4.3. Macrovipera—Blunt-Nosed Vipers

The blunt-nosed vipers Macrovipera are widely distributed in the Middle East.119,120 Its most widespread representative, M. lebetinus, including several subspecies, can be found in over 20 countries and is by the WHO listed as highly medical relevant in more than half it.18,20,21 A detailed genus-wide comparison of all blunt-nose vipers venoms has been published recently in tandem with a detailed biochemical and pharmacological overview of M. lebetinus ssp. toxins.121,122 Thus, these aspects will only be briefly discussed here.

The overall composition of our Turkish M. l. obtusa venom mirrors that of the Armenian and Russian M. l. obtusa, and also the other subspecies (M. l. lebetinus and cernovi) share similar compositions, with the M. l. cernovi venom showing the largest divergence (Figure 6). The taxonomically debated African subspecies M. l. transmediterranea is a clear outlier, with a noteworthy increased proportion of svMP. With its VEGF and KUN, the venom is more similar to Daboia mauritanica, which also occurs in the areas of North Africa.
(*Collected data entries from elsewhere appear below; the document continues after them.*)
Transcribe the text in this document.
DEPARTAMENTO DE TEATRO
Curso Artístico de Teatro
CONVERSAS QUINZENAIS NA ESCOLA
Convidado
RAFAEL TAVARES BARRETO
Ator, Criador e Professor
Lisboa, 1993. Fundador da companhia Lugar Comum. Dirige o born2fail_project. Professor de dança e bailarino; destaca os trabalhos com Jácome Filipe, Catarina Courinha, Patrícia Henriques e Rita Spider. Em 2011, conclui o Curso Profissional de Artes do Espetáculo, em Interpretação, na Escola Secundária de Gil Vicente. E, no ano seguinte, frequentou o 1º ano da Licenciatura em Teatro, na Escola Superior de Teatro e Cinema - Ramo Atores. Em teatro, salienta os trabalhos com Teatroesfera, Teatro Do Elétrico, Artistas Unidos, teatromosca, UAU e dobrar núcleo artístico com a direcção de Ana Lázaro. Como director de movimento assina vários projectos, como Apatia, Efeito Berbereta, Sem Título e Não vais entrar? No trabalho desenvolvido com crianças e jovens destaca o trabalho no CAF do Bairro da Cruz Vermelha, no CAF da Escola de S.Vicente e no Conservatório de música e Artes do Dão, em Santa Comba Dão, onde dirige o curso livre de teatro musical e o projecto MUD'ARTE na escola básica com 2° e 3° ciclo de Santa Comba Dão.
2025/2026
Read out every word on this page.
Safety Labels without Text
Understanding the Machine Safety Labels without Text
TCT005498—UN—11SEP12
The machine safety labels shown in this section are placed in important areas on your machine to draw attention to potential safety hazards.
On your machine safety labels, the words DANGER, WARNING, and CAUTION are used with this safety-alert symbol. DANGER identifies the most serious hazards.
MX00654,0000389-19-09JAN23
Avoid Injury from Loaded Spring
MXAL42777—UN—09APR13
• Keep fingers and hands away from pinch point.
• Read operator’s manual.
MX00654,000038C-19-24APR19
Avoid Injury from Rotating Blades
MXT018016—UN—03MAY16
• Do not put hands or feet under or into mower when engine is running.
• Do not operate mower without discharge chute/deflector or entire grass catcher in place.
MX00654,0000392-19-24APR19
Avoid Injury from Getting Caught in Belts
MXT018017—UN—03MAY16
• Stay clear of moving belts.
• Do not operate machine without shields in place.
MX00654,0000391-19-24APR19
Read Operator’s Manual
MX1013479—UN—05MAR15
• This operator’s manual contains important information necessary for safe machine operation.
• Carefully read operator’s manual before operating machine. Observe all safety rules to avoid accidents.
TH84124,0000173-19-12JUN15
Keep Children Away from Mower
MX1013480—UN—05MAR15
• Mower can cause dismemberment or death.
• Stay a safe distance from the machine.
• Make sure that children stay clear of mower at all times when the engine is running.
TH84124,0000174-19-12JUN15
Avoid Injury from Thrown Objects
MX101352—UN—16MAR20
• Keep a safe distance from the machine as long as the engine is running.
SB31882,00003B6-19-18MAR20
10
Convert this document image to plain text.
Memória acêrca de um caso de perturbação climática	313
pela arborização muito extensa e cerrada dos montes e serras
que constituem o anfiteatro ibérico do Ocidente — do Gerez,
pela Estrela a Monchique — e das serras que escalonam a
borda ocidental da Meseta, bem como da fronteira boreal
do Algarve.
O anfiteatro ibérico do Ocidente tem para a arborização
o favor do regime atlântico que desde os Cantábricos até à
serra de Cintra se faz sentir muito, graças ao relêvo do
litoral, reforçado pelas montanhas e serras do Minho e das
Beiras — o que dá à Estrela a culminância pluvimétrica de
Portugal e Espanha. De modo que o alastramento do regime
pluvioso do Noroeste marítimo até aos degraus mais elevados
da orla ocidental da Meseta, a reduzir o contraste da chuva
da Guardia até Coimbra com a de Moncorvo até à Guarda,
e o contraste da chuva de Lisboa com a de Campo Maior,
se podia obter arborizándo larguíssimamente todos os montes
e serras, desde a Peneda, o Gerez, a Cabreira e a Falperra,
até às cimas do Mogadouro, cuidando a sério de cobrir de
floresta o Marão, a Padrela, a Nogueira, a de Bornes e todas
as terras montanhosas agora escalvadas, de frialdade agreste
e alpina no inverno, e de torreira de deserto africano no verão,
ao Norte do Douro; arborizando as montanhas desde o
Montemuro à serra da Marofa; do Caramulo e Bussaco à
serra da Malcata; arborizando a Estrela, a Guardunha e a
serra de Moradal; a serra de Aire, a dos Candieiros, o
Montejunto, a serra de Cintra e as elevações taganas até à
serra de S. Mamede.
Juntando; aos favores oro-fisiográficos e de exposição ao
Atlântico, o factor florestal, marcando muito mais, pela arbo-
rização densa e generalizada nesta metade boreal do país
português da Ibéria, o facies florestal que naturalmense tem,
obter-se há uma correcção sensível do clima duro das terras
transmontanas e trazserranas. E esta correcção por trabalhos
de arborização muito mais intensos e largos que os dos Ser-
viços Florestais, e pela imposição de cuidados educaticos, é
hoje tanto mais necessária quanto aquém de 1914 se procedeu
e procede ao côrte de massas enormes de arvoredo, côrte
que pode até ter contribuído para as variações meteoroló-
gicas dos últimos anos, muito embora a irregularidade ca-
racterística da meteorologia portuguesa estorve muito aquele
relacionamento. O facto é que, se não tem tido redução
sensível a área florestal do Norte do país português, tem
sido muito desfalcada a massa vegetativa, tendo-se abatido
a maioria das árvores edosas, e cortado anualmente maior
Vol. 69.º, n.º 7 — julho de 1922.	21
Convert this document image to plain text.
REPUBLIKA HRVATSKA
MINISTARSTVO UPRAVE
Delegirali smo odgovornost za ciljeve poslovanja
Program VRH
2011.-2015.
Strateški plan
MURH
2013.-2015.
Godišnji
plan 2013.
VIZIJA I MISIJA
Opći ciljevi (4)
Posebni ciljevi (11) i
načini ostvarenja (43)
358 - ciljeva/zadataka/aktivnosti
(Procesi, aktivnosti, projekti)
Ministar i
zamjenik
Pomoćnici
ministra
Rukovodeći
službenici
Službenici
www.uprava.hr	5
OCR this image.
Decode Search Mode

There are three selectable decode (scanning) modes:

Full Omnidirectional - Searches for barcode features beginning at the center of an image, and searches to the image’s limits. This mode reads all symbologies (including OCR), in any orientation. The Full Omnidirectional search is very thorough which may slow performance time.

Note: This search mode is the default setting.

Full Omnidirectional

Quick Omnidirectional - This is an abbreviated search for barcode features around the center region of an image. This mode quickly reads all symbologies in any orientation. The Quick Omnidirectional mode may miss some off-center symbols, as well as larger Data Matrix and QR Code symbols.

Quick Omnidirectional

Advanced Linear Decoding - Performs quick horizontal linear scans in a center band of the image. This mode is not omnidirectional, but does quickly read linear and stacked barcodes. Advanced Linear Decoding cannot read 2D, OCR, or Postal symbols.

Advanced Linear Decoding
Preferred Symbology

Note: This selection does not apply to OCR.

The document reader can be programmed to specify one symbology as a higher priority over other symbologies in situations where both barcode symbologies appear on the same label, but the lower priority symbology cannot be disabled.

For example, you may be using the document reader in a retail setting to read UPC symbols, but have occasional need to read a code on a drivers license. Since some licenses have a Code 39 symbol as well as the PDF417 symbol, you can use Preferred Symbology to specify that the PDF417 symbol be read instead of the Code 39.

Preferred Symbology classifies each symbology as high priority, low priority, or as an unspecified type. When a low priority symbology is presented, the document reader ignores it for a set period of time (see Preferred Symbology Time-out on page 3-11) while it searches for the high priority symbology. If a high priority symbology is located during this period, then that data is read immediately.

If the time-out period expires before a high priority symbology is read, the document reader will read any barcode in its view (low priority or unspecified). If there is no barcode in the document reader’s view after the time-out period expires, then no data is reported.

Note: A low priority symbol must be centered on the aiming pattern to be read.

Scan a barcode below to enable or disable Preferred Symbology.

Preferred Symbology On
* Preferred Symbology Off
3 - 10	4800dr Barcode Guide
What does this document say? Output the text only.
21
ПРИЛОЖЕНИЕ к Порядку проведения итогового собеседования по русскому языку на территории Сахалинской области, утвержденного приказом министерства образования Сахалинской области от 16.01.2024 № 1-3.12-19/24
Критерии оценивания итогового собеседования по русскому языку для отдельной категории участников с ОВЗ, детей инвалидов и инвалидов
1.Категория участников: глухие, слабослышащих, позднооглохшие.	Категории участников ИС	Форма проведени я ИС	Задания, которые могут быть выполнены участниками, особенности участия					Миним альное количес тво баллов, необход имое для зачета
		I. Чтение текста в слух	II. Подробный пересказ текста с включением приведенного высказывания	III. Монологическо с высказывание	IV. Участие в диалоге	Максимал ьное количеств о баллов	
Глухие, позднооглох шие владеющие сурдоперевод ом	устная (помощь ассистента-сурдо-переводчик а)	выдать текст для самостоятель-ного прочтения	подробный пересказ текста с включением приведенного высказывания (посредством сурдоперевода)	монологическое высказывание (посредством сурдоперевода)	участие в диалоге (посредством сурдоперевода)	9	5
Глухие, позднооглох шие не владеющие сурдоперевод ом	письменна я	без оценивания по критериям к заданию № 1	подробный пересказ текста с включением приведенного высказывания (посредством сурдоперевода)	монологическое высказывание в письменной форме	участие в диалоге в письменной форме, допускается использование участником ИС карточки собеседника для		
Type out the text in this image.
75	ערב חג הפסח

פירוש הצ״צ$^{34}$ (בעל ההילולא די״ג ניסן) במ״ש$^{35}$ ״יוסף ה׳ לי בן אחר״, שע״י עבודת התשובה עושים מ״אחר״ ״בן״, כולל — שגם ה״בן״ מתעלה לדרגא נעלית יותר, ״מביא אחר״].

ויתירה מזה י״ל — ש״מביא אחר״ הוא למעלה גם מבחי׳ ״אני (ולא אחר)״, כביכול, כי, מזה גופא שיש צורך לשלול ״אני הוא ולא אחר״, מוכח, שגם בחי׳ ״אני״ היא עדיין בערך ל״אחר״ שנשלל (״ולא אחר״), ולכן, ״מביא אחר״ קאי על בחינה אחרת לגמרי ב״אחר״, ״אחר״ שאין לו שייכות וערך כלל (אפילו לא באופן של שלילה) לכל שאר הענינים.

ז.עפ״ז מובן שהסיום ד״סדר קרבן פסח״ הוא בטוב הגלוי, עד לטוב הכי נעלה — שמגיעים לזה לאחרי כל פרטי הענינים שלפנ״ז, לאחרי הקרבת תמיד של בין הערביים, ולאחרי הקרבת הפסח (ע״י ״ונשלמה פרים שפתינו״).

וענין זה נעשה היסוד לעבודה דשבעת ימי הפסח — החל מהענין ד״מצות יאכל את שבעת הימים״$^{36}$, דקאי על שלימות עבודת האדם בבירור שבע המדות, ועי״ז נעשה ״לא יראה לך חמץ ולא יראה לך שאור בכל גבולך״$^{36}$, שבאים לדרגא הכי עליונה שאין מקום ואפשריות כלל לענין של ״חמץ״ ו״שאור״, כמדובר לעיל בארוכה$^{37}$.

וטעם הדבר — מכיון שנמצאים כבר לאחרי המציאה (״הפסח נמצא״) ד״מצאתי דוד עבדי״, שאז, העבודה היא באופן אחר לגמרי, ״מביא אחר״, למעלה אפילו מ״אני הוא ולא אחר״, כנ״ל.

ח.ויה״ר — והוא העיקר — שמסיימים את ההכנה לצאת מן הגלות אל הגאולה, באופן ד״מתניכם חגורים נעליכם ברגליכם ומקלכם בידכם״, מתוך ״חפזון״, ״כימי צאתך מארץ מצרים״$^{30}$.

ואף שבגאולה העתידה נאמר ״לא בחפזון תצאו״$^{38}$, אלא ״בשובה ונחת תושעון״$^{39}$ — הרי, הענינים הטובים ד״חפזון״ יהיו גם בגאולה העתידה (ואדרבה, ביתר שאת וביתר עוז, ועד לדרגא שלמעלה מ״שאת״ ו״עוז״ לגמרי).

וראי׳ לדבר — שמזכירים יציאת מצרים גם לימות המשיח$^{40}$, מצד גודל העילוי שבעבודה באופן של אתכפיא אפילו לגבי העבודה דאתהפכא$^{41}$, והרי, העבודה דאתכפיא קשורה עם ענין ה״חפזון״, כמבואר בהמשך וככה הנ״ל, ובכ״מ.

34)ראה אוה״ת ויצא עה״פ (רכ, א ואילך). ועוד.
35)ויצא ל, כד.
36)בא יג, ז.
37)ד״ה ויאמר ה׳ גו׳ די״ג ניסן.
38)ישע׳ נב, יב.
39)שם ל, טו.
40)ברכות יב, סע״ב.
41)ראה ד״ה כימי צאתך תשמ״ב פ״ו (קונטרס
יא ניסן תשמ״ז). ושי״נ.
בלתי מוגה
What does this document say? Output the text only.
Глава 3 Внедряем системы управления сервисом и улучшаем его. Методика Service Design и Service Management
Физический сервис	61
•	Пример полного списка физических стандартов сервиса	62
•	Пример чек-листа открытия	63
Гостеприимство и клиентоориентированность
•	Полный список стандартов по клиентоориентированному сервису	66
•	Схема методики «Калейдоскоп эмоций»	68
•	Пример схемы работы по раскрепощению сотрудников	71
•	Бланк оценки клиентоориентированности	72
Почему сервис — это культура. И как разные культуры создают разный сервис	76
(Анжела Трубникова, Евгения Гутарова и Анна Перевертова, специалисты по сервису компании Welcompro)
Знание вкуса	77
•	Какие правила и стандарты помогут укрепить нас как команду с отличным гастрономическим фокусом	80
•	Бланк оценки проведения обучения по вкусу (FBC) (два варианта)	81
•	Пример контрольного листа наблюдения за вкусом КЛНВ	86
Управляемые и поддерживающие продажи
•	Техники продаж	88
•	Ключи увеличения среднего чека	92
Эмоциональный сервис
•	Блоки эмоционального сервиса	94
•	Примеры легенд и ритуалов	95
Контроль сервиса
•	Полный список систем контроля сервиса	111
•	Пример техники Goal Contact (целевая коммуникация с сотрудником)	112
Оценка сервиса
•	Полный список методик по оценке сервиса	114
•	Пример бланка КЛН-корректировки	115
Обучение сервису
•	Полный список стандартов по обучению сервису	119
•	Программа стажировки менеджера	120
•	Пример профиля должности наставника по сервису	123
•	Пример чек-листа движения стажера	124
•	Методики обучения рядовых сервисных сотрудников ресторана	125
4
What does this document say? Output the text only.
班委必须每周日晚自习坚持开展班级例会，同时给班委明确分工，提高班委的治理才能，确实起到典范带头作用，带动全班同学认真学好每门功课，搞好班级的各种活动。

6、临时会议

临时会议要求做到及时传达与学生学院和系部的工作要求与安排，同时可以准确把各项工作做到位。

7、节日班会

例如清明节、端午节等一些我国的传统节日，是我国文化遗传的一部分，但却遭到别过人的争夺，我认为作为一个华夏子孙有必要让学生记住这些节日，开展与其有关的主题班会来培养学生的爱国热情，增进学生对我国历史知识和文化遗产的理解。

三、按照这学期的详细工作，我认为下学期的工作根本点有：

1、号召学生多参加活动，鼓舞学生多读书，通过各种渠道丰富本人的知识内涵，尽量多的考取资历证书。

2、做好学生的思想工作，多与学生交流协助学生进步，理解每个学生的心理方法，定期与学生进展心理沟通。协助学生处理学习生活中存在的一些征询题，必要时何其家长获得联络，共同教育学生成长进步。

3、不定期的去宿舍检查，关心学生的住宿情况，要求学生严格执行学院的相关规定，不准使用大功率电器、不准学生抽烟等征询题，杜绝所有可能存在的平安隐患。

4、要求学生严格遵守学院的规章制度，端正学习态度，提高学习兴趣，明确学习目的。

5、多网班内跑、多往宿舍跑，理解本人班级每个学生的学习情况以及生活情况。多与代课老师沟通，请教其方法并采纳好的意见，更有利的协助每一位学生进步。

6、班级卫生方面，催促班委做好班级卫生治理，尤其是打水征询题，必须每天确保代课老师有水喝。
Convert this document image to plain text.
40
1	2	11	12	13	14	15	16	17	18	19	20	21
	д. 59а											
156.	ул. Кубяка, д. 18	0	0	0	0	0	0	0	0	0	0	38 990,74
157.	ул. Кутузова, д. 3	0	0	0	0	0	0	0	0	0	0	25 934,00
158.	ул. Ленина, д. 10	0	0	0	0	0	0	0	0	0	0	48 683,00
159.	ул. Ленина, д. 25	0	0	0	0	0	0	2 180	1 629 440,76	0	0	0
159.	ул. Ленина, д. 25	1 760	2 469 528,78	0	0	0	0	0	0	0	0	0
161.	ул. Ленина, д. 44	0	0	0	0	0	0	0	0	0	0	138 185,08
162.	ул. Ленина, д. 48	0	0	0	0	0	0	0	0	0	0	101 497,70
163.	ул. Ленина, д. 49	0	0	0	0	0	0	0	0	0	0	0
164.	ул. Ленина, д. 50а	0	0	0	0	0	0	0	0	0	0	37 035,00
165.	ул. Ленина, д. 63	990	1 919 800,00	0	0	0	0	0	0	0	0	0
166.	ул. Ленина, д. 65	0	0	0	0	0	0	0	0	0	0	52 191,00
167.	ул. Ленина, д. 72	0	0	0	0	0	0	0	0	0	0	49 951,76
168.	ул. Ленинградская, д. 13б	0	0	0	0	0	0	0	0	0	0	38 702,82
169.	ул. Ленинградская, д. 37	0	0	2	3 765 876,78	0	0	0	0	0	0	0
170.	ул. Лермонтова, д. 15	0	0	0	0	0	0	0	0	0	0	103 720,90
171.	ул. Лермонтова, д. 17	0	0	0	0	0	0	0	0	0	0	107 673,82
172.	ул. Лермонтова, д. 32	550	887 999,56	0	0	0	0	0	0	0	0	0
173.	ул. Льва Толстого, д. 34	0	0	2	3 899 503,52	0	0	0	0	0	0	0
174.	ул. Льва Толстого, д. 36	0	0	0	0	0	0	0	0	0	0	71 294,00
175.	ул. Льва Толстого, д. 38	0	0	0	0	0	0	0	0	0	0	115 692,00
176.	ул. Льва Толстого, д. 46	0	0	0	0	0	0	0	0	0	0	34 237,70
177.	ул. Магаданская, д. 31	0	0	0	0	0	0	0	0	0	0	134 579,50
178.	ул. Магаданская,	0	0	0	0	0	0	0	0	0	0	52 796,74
It should be emphasized that Macrovipera has the largest DI amount of the four genera with a consistently high content of 11–16%, independently to the DI subfamily composition. Although the expected monomeric, KTS sequence containing short DI obtustatin was originally characterized as high abundant toxin of M. l. obtusa (unreported local origin) with 7% of the whole venom proteome, no short nor monomeric DI has been described until now for any Turkish and Iranian Macrovipera venom,121,123 while several R/KTS DI are known from other Viperidae venoms, including recently Vipera.124,125 Similarly, the venoms of another Turkish M. l. obtusa location and an Iranian M. l. cernovi lack small DI, while the Russian and Armenian M. l. obtusa contain them.121 This indicates that the subfamily of monomeric R/KTS DI is diversely distributed even within the genus Macrovipera. A detailed understanding of DI heterogeneity is of clinical importance and accordingly, this aspect demands further investigation in the future. A sequence clustering showed, that dimeric and short DI are the closest related snake venom DI subfamilies and might be a hint for this shift in their composition.126 A previous study, focusing on the Milos viper (Macrovipera schweizeri, recognized as a subspecies of M. lebetinus by several authors) and three M. lebetinus ssp. showed similar HPLC, SDS and bioactivity profiles.121 On the clinical side, it is therefore to be expected that the symptoms across the investigated M. lebetinus ssp. localities might be similar to effects on hypotension, hemorrhage and strong cytotoxicity leading to necrosis.127,128 On the other side, the geographic distribution of Macrovipera is large and includes an array of environments, so it is difficult or even impossible to predict venom variation, equal to the earlier mentioned V. berus.

4.4. Daboia

The Daboia spp. ranks among the most medically significant snake lineages. They consist of a venom-wise understudied western Afro-Arabian group (D. mauritania, D. palaestinae), and the eastern Asian group, with D. russelii belonging to Indians “Big Four”. About 18 venom proteomes have been published for D. russelii, in addition to the 11 of the closely related D. siamensis, formerly D. russelii siamensis (Supporting Information Table S2). Daboia is a prime example for the effect of biogeographic venom variation, with notable effects on the limited antivenom usability across an entire distribution area.129 This underline how not only on a genus-wide but also on intraspecific venom variations manifest into a problem of high therapeutically and scientific interest.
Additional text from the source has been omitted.